Komitet śledczy szacuje szkody techniczne na kwotę około 55 tysięcy białoruskich rubli, czyli ok. 73,38 tys. złotych. Mimo uszkodzenia skrzynki przekaźnikowej na kolei nie doszło do katastrofy oraz nie było żadnych ofiar ludzkich.
– Dochodzenie wykazało, że przestępcze działania osób, w tym pomoc zagranicznej organizacji w szkodzeniu bezpieczeństwu narodowemu Republiki Białorusi, jest zdradą ojczyzny – zdradą Państwa – twierdzi resort.
Więźniowie zostali ostatecznie oskarżeni na podstawie czterech artykułów Kodeksu Karnego:
- cz. 3 art. 361-1 (Udział w formacji ekstremistycznej);
- cz. 3 art. 289 (Akt terroryzmu);
- cz. 2, 4 art. 309 (Świadome doprowadzenie do zniszczenia dróg komunikacyjnych);
- cz. 1 art. 356 (Zdrada państwa).
Dochodzenie w tej sprawie zostało zakończone, materiały zostały przekazane prokuratorowi w celu skierowania do sądu. Jak czytamy w komunikacie Komitetu Śledczego, białoruskim partyzantom kolejowym może grozić maksymalna kara – kara śmierci. Ale czy to jest możliwe?
Kara śmierci w Białorusi
Jeszcze w połowie maja Alaksandr Łukaszenka podpisał projekt ustawy, która zmienia Kodeks Karny Białorusi. Szczególnie ważną zmianę jest rozszerzenie zastosowania najwyższej kary – kary śmierci. Teraz za próbę popełnienia aktów terroryzmu grozi egzekucja.

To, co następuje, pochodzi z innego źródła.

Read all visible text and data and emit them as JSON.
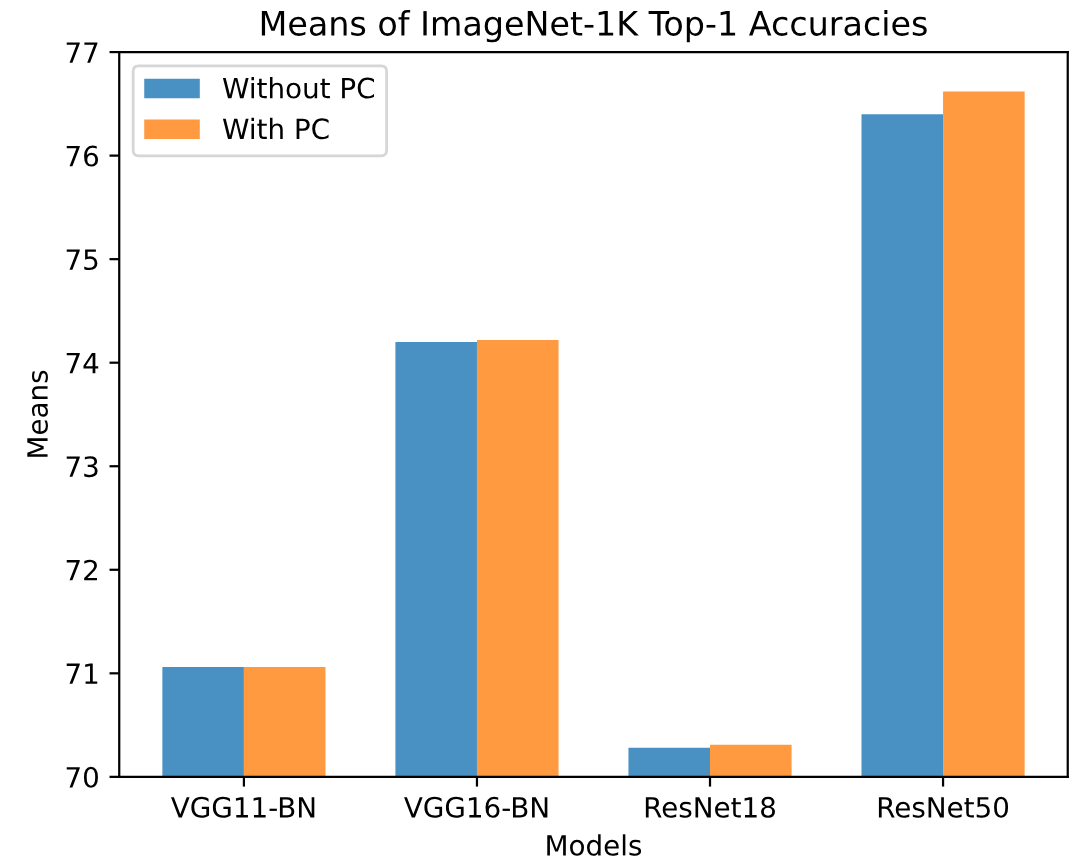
{
  "chart_data": {
    "type": "bar",
    "title": "Means of ImageNet-1K Top-1 Accuracies",
    "xlabel": "Models",
    "ylabel": "Means",
    "categories": [
      "VGG11-BN",
      "VGG16-BN",
      "ResNet18",
      "ResNet50"
    ],
    "series": [
      {
        "name": "Without PC",
        "color": "#4a91c3",
        "values": [
          71.06,
          74.2,
          70.28,
          76.4
        ]
      },
      {
        "name": "With PC",
        "color": "#ff9a40",
        "values": [
          71.06,
          74.22,
          70.31,
          76.62
        ]
      }
    ],
    "ylim": [
      70,
      77
    ],
    "yticks": [
      70,
      71,
      72,
      73,
      74,
      75,
      76,
      77
    ],
    "legend": "top left",
    "grid": false
  }
}
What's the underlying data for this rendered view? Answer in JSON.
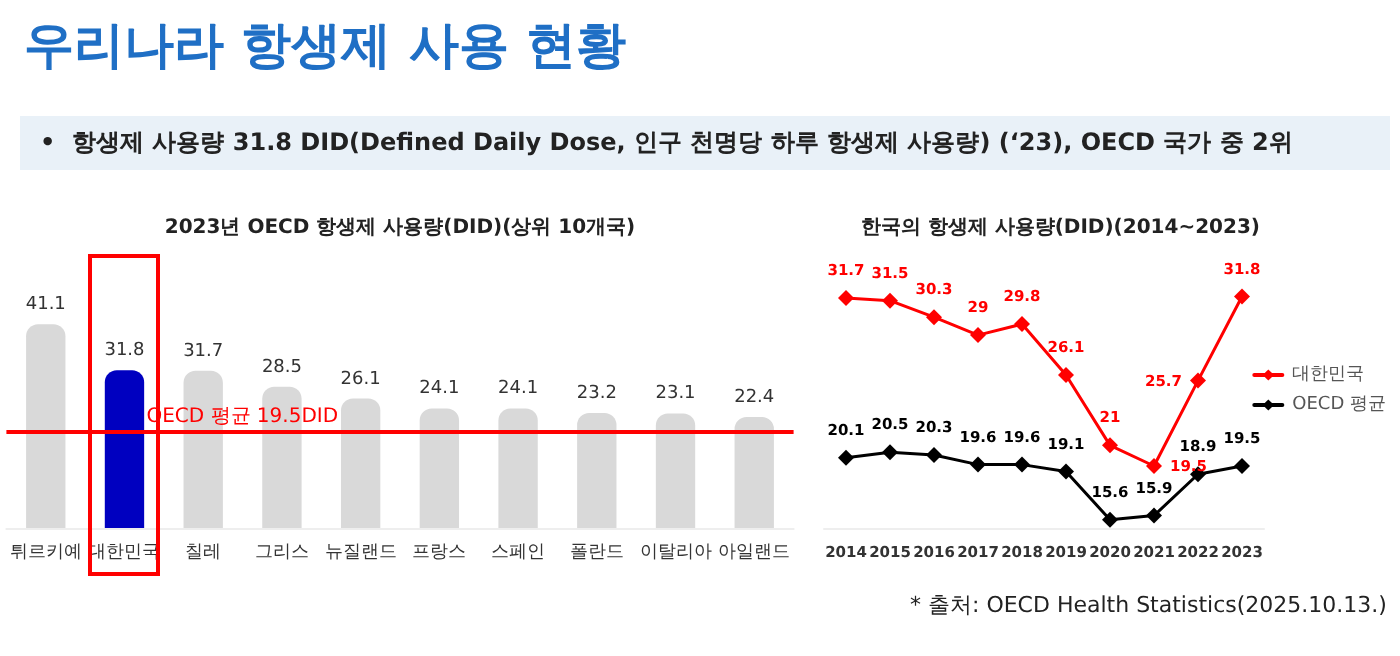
{
  "chart_data": [
    {
      "type": "bar",
      "title": "2023년 OECD 항생제 사용량(DID)(상위 10개국)",
      "categories": [
        "튀르키예",
        "대한민국",
        "칠레",
        "그리스",
        "뉴질랜드",
        "프랑스",
        "스페인",
        "폴란드",
        "이탈리아",
        "아일랜드"
      ],
      "values": [
        41.1,
        31.8,
        31.7,
        28.5,
        26.1,
        24.1,
        24.1,
        23.2,
        23.1,
        22.4
      ],
      "colors": [
        "#d9d9d9",
        "#0000c0",
        "#d9d9d9",
        "#d9d9d9",
        "#d9d9d9",
        "#d9d9d9",
        "#d9d9d9",
        "#d9d9d9",
        "#d9d9d9",
        "#d9d9d9"
      ],
      "data_labels": true,
      "grid": false,
      "legend": false,
      "ref_lines": [
        {
          "axis": "y",
          "value": 19.5,
          "label": "OECD 평균 19.5DID",
          "color": "#ff0000"
        }
      ],
      "annotations": [
        "우리나라 항생제 사용 현황",
        "•  항생제 사용량 31.8 DID(Defined Daily Dose, 인구 천명당 하루 항생제 사용량) (‘23), OECD 국가 중 2위"
      ]
    },
    {
      "type": "line",
      "title": "한국의 항생제 사용량(DID)(2014~2023)",
      "categories": [
        "2014",
        "2015",
        "2016",
        "2017",
        "2018",
        "2019",
        "2020",
        "2021",
        "2022",
        "2023"
      ],
      "series": [
        {
          "name": "대한민국",
          "color": "#ff0000",
          "values": [
            31.7,
            31.5,
            30.3,
            29.0,
            29.8,
            26.1,
            21.0,
            19.5,
            25.7,
            31.8
          ]
        },
        {
          "name": "OECD 평균",
          "color": "#000000",
          "values": [
            20.1,
            20.5,
            20.3,
            19.6,
            19.6,
            19.1,
            15.6,
            15.9,
            18.9,
            19.5
          ]
        }
      ],
      "data_labels": true,
      "grid": false,
      "legend": "right",
      "marker": "diamond",
      "line_style": "solid",
      "annotations": [
        "* 출처: OECD Health Statistics(2025.10.13.)"
      ]
    }
  ]
}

Według nowelizacji Kodeksu ten środek karny będzie stosować się w razie „szczególnie ciężkich przestępstw polegających na umyślnym pozbawieniu życia w okolicznościach obciążających, a także za inne szczególnie ciężkie przestępstwa”. Dotyczy to między innymi aktów terroryzmu, a nawet przygotowywania zamachów i usiłowania ich przeprowadzenia.
Zmiany w Kodeksie Karnym weszły w życie od 29 maja tego roku.
„Komitet Śledczy się pospieszył”
Białoruski prawnik organizacji prawnej „Wiosna” skomentował twierdzenie Komitetu Śledczego o możliwej egzekucji trójki mężczyzn. Pawieł Sapiełko uważa, że kara śmierci w tej sprawie nie może być wydana pomimo majowych zmian w Kodeksie Karnym.
– (…) możliwość rozstrzelania za antywojenne „partyzanckie” zamachy na infrastrukturę kolejową (…) pojawiłaby się tylko w odniesieniu do działań popełnionych po 29 maja 2022 roku – w dniu wejścia w życie odpowiednich zmian – twierdzi Pawieł Sapiełko. Zgodnie z uniwersalną zasadą, prawo nie może działać wstecz.
Śledztwo w sprawie “partyzantów kolejowych” zostało zakończone, a sprawą zajmie się teraz sąd. To od jego wyroku zależeć będzie los trójki Białorusinów.